For music, Stashko cold called sound artist Raylene Campbell, who conveniently had been working on music that wasn’t exactly pelvis based, but certainly pelvis adjacent.
“I was just coming out of period of sexual exploration, and had some samples of sex toys that I collected, and was really eager for a project to use them in. As soon as [Stashko] proposed the idea, I was like, this is perfect!” Campbell says. “I have a couple of vibrators, a Hitachi, and I had a partner for a while who had a fuck machine and a Sybian — the sounds that they make are industrial sounding, really intense, like a plane is taking off. And we have a very good sounds system so the audience will feel it in their whole body.”
The idea for Urge, which McDermott had also performed in 2022, came from a jacket passed down to her from her great Baba, “but it fell apart. So now I’m using my dad’s jacket, but I think of it as my Baba’s jacket. Early in the process, it felt a little bit like a duet with her memory, and that’s still there. But the piece has changed and grown so I don’t think she’s the driving force behind the solo anymore, but the jacket is pretty key.”
For music, McDermott samples Ukrainian folk band DakhaBrakha, and tapped multi-talented music man Will Scott, from Edmonton, who mixed them with original sounds he made without the use of sex toys (as far as we know).
It all results in an intense, two-act show with a structure that leaves room for improvisation and, ideally, leaves an impression on the audience.
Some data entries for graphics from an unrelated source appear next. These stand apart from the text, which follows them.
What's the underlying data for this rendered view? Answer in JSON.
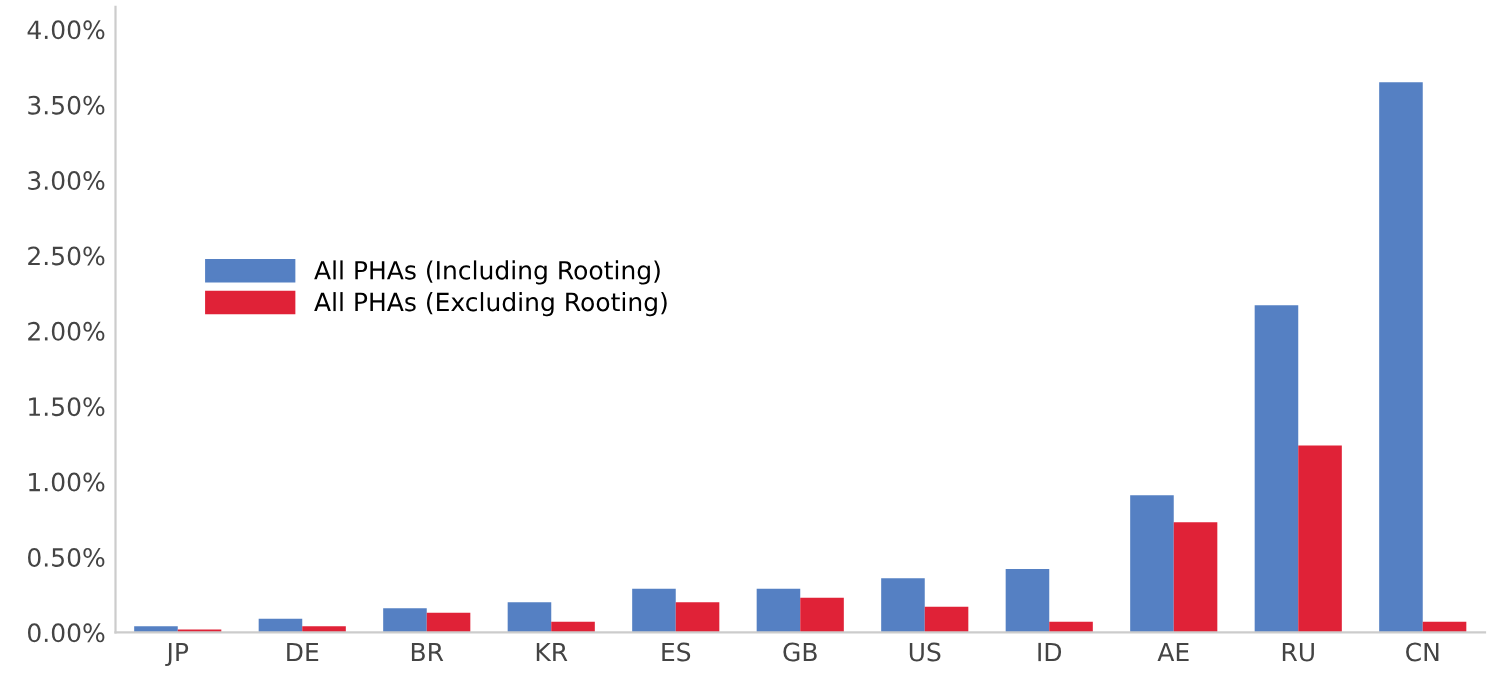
{
  "chart_data": {
    "type": "bar",
    "categories": [
      "JP",
      "DE",
      "BR",
      "KR",
      "ES",
      "GB",
      "US",
      "ID",
      "AE",
      "RU",
      "CN"
    ],
    "series": [
      {
        "name": "All PHAs (Including Rooting)",
        "color": "#5580c3",
        "values": [
          0.04,
          0.09,
          0.16,
          0.2,
          0.29,
          0.29,
          0.36,
          0.42,
          0.91,
          2.17,
          3.65
        ]
      },
      {
        "name": "All PHAs (Excluding Rooting)",
        "color": "#e02237",
        "values": [
          0.02,
          0.04,
          0.13,
          0.07,
          0.2,
          0.23,
          0.17,
          0.07,
          0.73,
          1.24,
          0.07
        ]
      }
    ],
    "ylim": [
      0,
      4.15
    ],
    "yticks": [
      {
        "value": 0,
        "label": "0.00%"
      },
      {
        "value": 0.5,
        "label": "0.50%"
      },
      {
        "value": 1,
        "label": "1.00%"
      },
      {
        "value": 1.5,
        "label": "1.50%"
      },
      {
        "value": 2,
        "label": "2.00%"
      },
      {
        "value": 2.5,
        "label": "2.50%"
      },
      {
        "value": 3,
        "label": "3.00%"
      },
      {
        "value": 3.5,
        "label": "3.50%"
      },
      {
        "value": 4,
        "label": "4.00%"
      }
    ],
    "grid": false,
    "legend": "left"
  }
}
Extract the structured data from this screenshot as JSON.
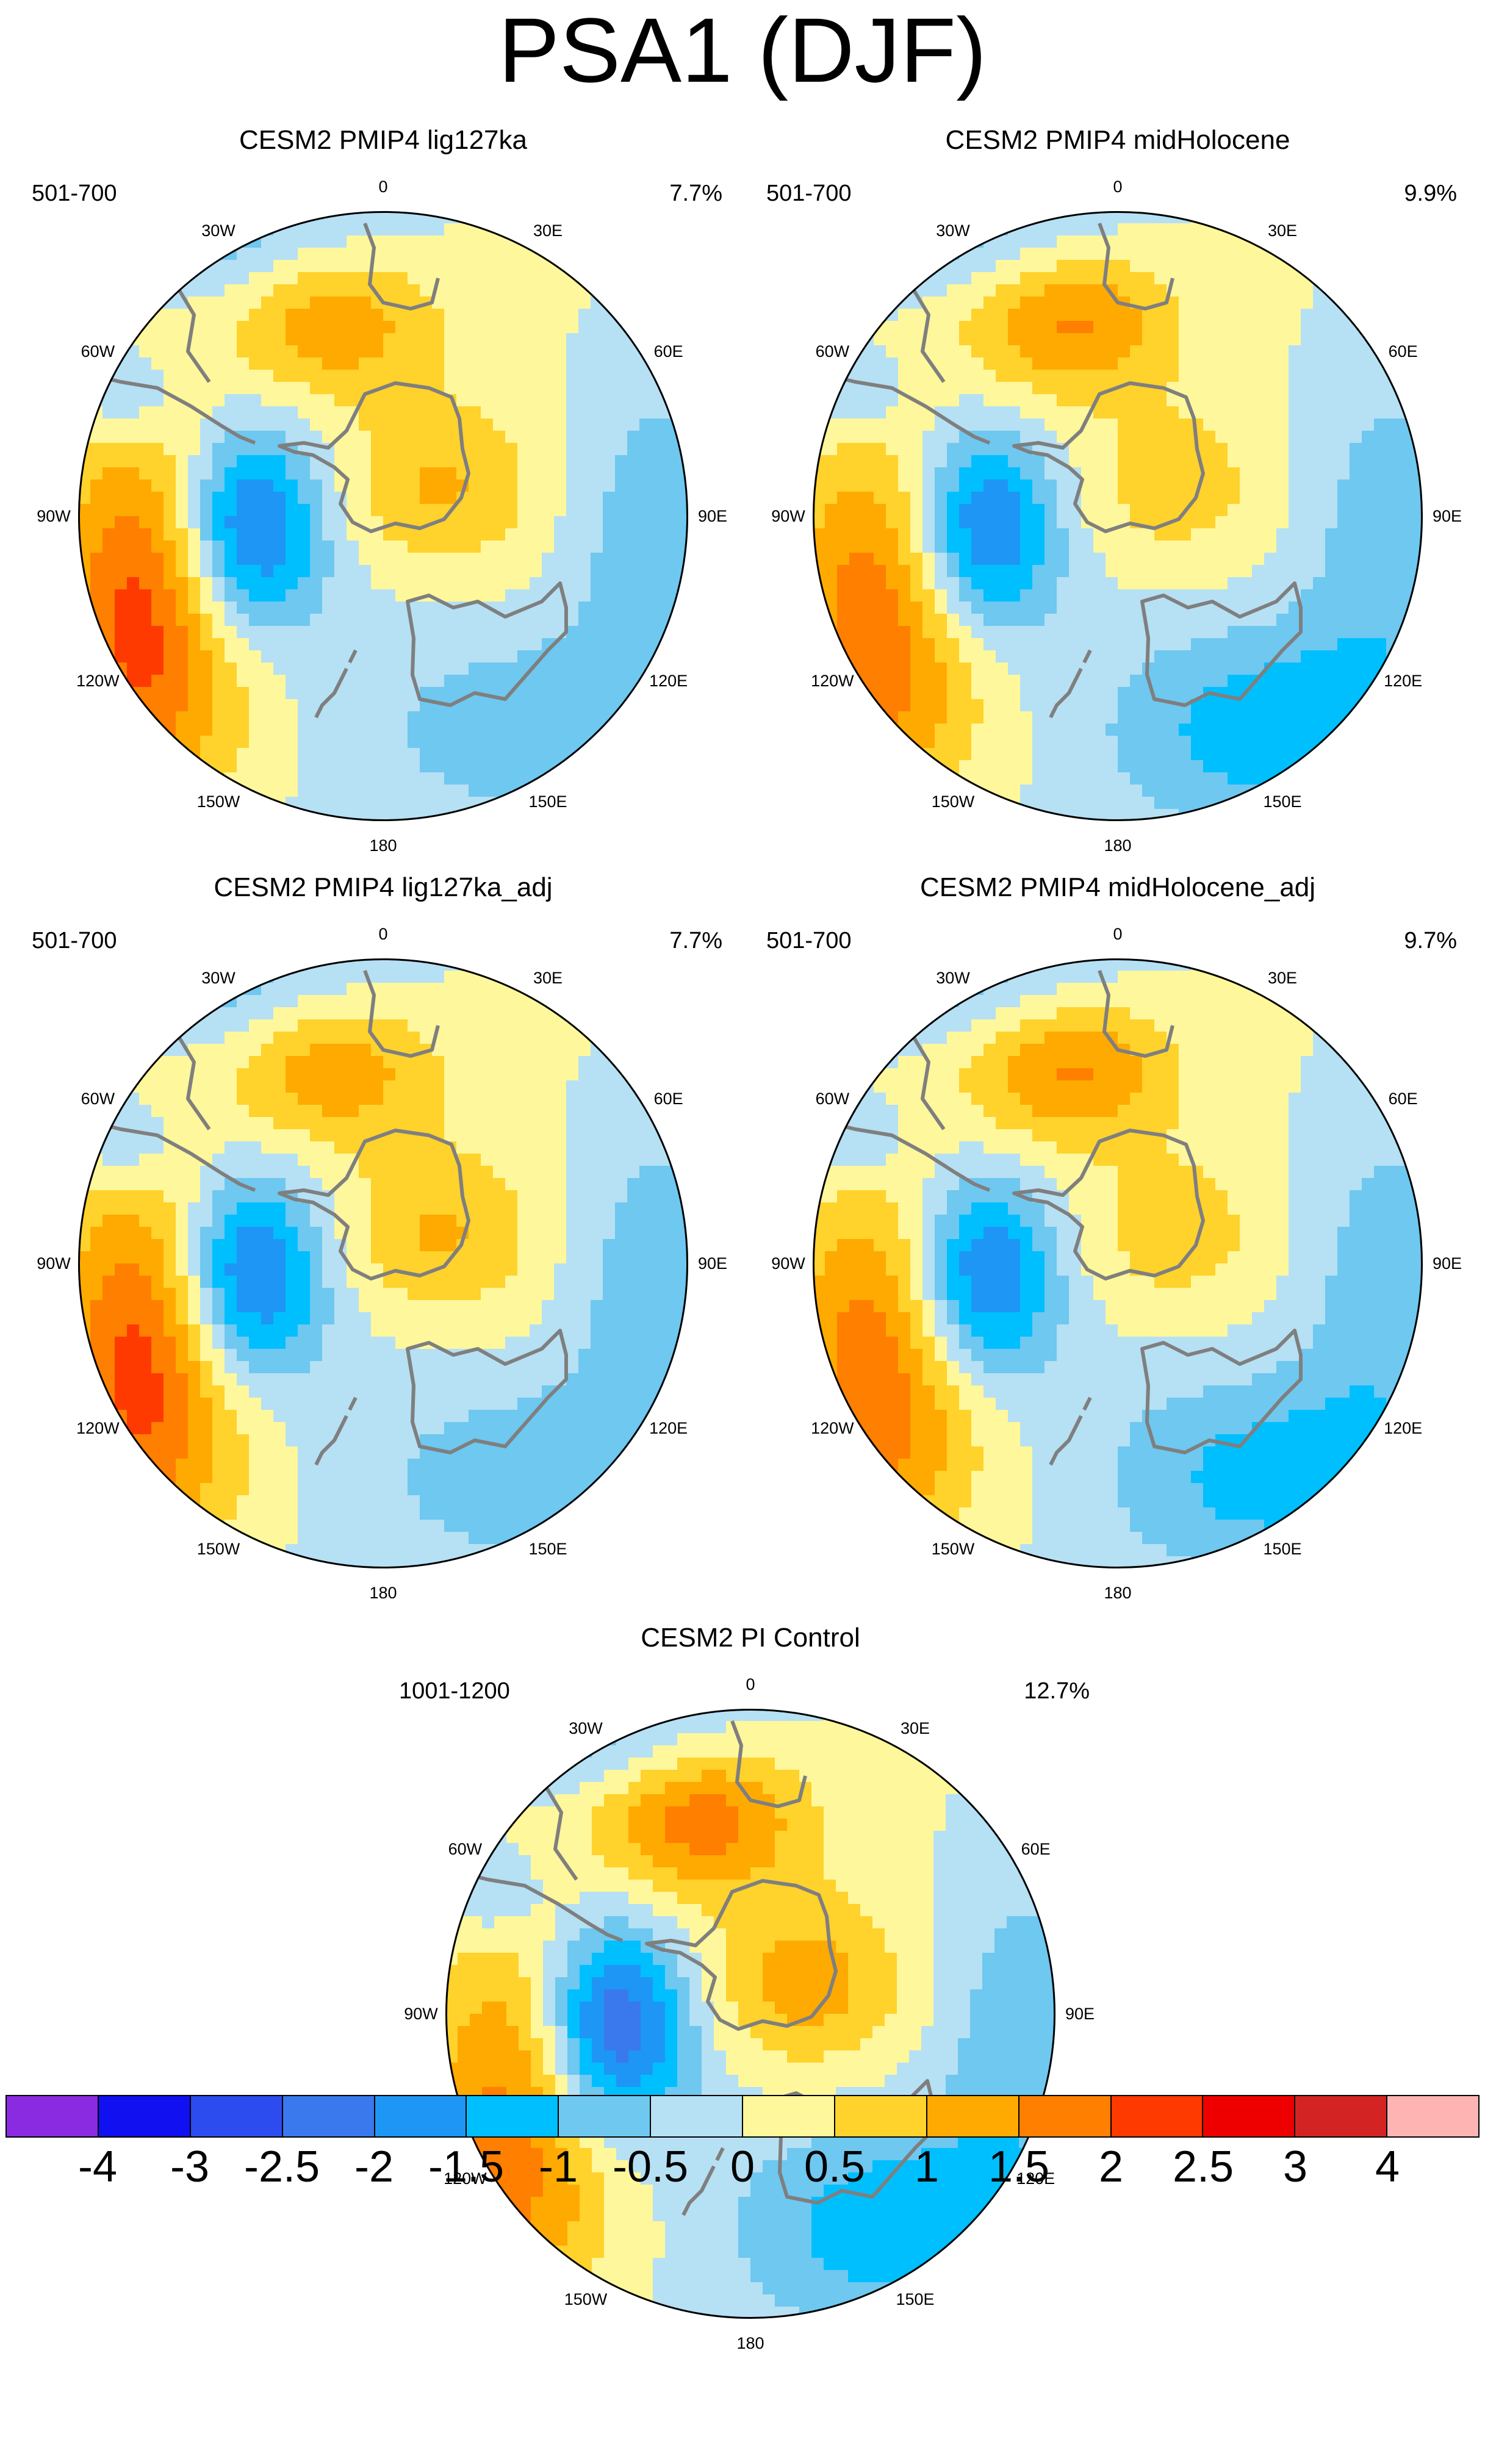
{
  "figure": {
    "title": "PSA1 (DJF)"
  },
  "panels": [
    {
      "title": "CESM2 PMIP4 lig127ka",
      "years": "501-700",
      "variance": "7.7%",
      "pattern": {
        "low_strength": -2.3,
        "east_low": -0.9,
        "high_fan": 1.5,
        "high_pac": 1.9,
        "high_ant": 1.1,
        "ring_amp": 0.35
      }
    },
    {
      "title": "CESM2 PMIP4 midHolocene",
      "years": "501-700",
      "variance": "9.9%",
      "pattern": {
        "low_strength": -2.2,
        "east_low": -1.4,
        "high_fan": 1.7,
        "high_pac": 1.6,
        "high_ant": 0.8,
        "ring_amp": 0.25
      }
    },
    {
      "title": "CESM2 PMIP4 lig127ka_adj",
      "years": "501-700",
      "variance": "7.7%",
      "pattern": {
        "low_strength": -2.3,
        "east_low": -0.9,
        "high_fan": 1.5,
        "high_pac": 1.9,
        "high_ant": 1.1,
        "ring_amp": 0.35
      }
    },
    {
      "title": "CESM2 PMIP4 midHolocene_adj",
      "years": "501-700",
      "variance": "9.7%",
      "pattern": {
        "low_strength": -2.2,
        "east_low": -1.3,
        "high_fan": 1.7,
        "high_pac": 1.6,
        "high_ant": 0.8,
        "ring_amp": 0.25
      }
    },
    {
      "title": "CESM2 PI Control",
      "years": "1001-1200",
      "variance": "12.7%",
      "pattern": {
        "low_strength": -2.6,
        "east_low": -1.5,
        "high_fan": 1.9,
        "high_pac": 1.4,
        "high_ant": 1.3,
        "ring_amp": 0.3
      }
    }
  ],
  "longitude_labels": [
    "0",
    "30E",
    "60E",
    "90E",
    "120E",
    "150E",
    "180",
    "150W",
    "120W",
    "90W",
    "60W",
    "30W"
  ],
  "colorbar": {
    "colors": [
      "#8a2be2",
      "#1010f0",
      "#2d4cf0",
      "#3a78ee",
      "#1e96f5",
      "#00bfff",
      "#6ec8f0",
      "#b6e0f4",
      "#fff79b",
      "#ffd22c",
      "#ffaa00",
      "#ff7f00",
      "#ff3a00",
      "#ee0000",
      "#d42323",
      "#ffb4b4"
    ],
    "levels": [
      -4,
      -3,
      -2.5,
      -2,
      -1.5,
      -1,
      -0.5,
      0,
      0.5,
      1,
      1.5,
      2,
      2.5,
      3,
      4
    ],
    "tick_labels": [
      "-4",
      "-3",
      "-2.5",
      "-2",
      "-1.5",
      "-1",
      "-0.5",
      "0",
      "0.5",
      "1",
      "1.5",
      "2",
      "2.5",
      "3",
      "4"
    ]
  },
  "chart_data": {
    "type": "heatmap",
    "projection": "south polar stereographic",
    "variable": "PSA1 (DJF) EOF pattern",
    "colorbar_levels": [
      -4,
      -3,
      -2.5,
      -2,
      -1.5,
      -1,
      -0.5,
      0,
      0.5,
      1,
      1.5,
      2,
      2.5,
      3,
      4
    ],
    "maps": [
      {
        "title": "CESM2 PMIP4 lig127ka",
        "years": "501-700",
        "variance_explained": "7.7%"
      },
      {
        "title": "CESM2 PMIP4 midHolocene",
        "years": "501-700",
        "variance_explained": "9.9%"
      },
      {
        "title": "CESM2 PMIP4 lig127ka_adj",
        "years": "501-700",
        "variance_explained": "7.7%"
      },
      {
        "title": "CESM2 PMIP4 midHolocene_adj",
        "years": "501-700",
        "variance_explained": "9.7%"
      },
      {
        "title": "CESM2 PI Control",
        "years": "1001-1200",
        "variance_explained": "12.7%"
      }
    ]
  }
}
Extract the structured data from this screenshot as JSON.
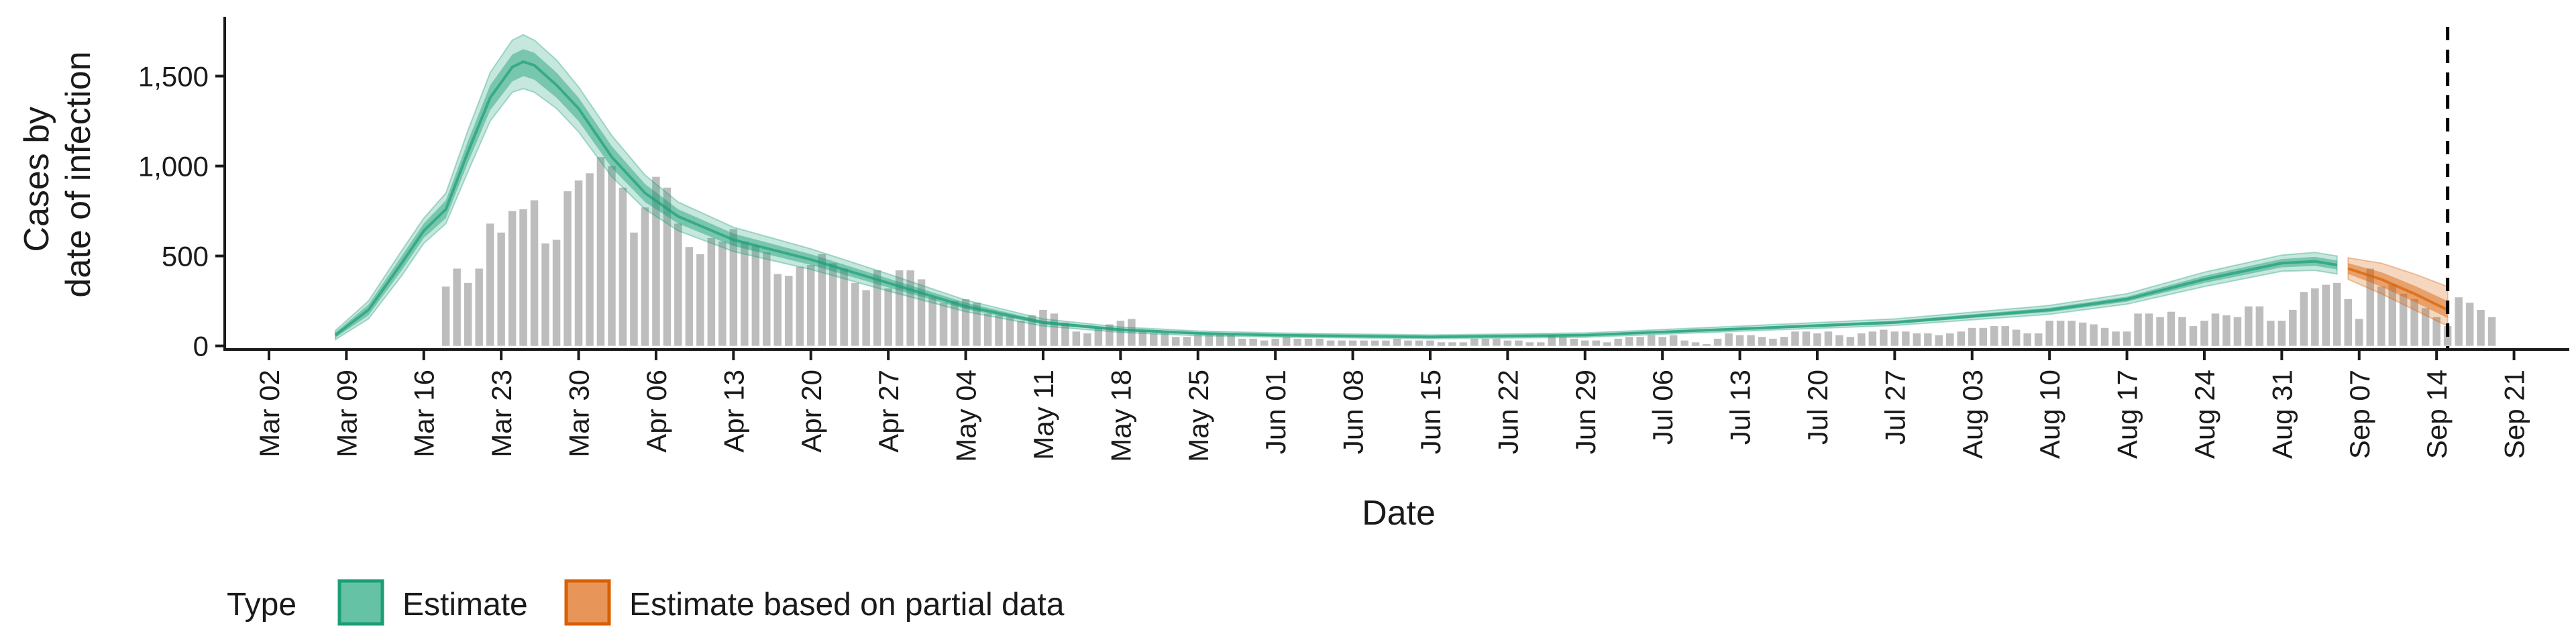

“I hope people have a visceral reaction” McDermott says. “I hope people feel something — and not necessarily something they can name. Maybe they can, maybe they can’t, but I think that’s what’s most exciting to me about live performance in general. It’s not really important to me if everyone comes away with the same feeling or the same images or the same thoughts. It would actually be more exciting to me if people feel a variety of things.”